Ultimately, a demonstrated synchroneity of the Shuram anomaly equivalent excursions on all continental fragments is a fundamental step towards understanding its origin as a primary oceanographic phenomenon. A non-coeval interpretation will clearly point out to diagenetic alteration of the carbonate material and furthermore questions Neoproterozoic global correlation mainly reconstructed from the δ13C record (Halverson et al., 2005; Knoll et al., 2004).
8 Conclusions
The study of different Ediacaran aged 87Sr/86Sr record of several continental masses leads to the following conclusions:
- • A δ13C excursion of the magnitude and duration of the Shuram/Wonoka anomaly, if representative of a primary oceanographic signal, should be coeval in different sections on different continental margins. Indeed it has to be repeated everywhere connected to the global ocean to rule out diachronous diagenetic imprints. Correlations solely based on the sparse available radiometric ages are currently not able to address robustly the synchroneity issue.

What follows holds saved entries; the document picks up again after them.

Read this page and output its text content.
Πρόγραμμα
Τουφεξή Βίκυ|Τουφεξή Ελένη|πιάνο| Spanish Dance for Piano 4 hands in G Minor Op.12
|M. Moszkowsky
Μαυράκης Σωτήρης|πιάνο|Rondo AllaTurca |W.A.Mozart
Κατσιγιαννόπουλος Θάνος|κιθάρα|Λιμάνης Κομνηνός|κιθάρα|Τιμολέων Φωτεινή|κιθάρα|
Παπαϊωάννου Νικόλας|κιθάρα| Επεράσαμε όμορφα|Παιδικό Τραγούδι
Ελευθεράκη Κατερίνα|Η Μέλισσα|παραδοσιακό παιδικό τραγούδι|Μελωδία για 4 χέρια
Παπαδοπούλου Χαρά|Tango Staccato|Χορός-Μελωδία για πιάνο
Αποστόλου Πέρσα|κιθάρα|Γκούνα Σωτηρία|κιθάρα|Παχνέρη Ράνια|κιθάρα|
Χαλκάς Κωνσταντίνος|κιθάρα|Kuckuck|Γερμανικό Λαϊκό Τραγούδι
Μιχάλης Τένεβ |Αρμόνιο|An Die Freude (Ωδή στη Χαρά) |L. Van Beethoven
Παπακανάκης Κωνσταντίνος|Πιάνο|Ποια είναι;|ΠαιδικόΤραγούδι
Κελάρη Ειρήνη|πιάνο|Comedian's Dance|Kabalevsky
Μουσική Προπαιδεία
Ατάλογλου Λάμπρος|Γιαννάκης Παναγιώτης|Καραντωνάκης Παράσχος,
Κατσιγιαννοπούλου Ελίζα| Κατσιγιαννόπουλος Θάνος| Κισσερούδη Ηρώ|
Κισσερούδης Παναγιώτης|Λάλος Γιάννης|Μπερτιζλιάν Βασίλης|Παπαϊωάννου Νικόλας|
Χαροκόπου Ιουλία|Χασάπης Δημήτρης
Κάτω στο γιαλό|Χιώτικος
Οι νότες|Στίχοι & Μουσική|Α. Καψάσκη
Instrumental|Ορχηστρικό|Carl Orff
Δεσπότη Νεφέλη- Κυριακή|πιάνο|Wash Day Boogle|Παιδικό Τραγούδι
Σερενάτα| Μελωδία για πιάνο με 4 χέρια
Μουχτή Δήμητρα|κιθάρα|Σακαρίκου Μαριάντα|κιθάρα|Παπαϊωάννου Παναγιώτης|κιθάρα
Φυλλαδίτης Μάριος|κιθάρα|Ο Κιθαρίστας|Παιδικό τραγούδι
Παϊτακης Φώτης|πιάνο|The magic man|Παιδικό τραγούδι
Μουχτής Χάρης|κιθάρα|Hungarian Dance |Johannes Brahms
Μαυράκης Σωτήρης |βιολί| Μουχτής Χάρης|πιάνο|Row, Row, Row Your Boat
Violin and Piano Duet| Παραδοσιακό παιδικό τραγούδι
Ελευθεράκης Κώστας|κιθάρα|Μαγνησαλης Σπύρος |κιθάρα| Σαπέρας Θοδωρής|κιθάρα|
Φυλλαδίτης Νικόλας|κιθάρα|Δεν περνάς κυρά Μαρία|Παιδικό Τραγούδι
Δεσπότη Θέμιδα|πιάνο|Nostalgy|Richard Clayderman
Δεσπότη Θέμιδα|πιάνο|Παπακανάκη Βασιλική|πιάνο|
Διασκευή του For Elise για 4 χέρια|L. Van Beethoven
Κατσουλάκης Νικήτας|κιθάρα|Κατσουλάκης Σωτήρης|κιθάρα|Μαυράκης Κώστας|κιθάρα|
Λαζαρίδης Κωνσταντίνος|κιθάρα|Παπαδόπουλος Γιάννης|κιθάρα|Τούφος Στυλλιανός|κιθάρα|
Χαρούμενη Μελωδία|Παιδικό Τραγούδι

- • This study proposes a critical test of this hypothesis by using strontium isotopes as an independent chronometer to better time constrain individual pieces of Ediacaran stratigraphy that otherwise only relies on a few, often weak, radiometric age constraints. This new composite section validates the Shuram/Wonoka excursion reproducibility and synchroneity at the global scale and proposes a negative δ13C shift reaching a nadir > −10‰ around 600 Ma and followed by a steady recovery towards positive values ending around 550 Ma. This negative excursion is recorded in many different basins on several continental fragments (Oman, Australia, Siberia, China, Scandinavia) supporting its origin as a primary oceanographic signal.
- • The Shuram/Wonoka excursion is a secular phenomenon spanning a few tens of millions of years and is therefore representative of the changing global ocean value in steady state condition. The exogenic cycle must have functioned with very different, and currently unrecognized, controls than during the Phanerozoic (Bartley and Kah, 2004) probably involving a large carbon reservoir with much longer residence time (Rothman et al., 2003) or a protracted release of significant light carbon. The strongly negative δ13C excursions (Fig. 1) could imply oxidation of such a large reservoir of organic carbon (Fike et al., 2006; Peltier et al., 2007; Rothman et al., 2003). A primary marine interpretation for this data has significant implications for the interrelationship of evolutionary events and the carbon cycle that has not been fully explored (Peltier et al., 2007) and could record oxidation of this organic carbon reservoir with draw down of atmospheric oxygen. The end of the oxidation event around 550 Ma would allow p02 to build up sufficiently to impact metazoan evolution.
Acknowledgements
Swiss national research project (Number: PBEZ2-115170) is thanked for financial support. Petroleum Development Oman and especially Jan Schreurs are thanked for long time support. This is a contribution to the IGCP-512 project. Anonymous reviewers helped to improve the manuscript.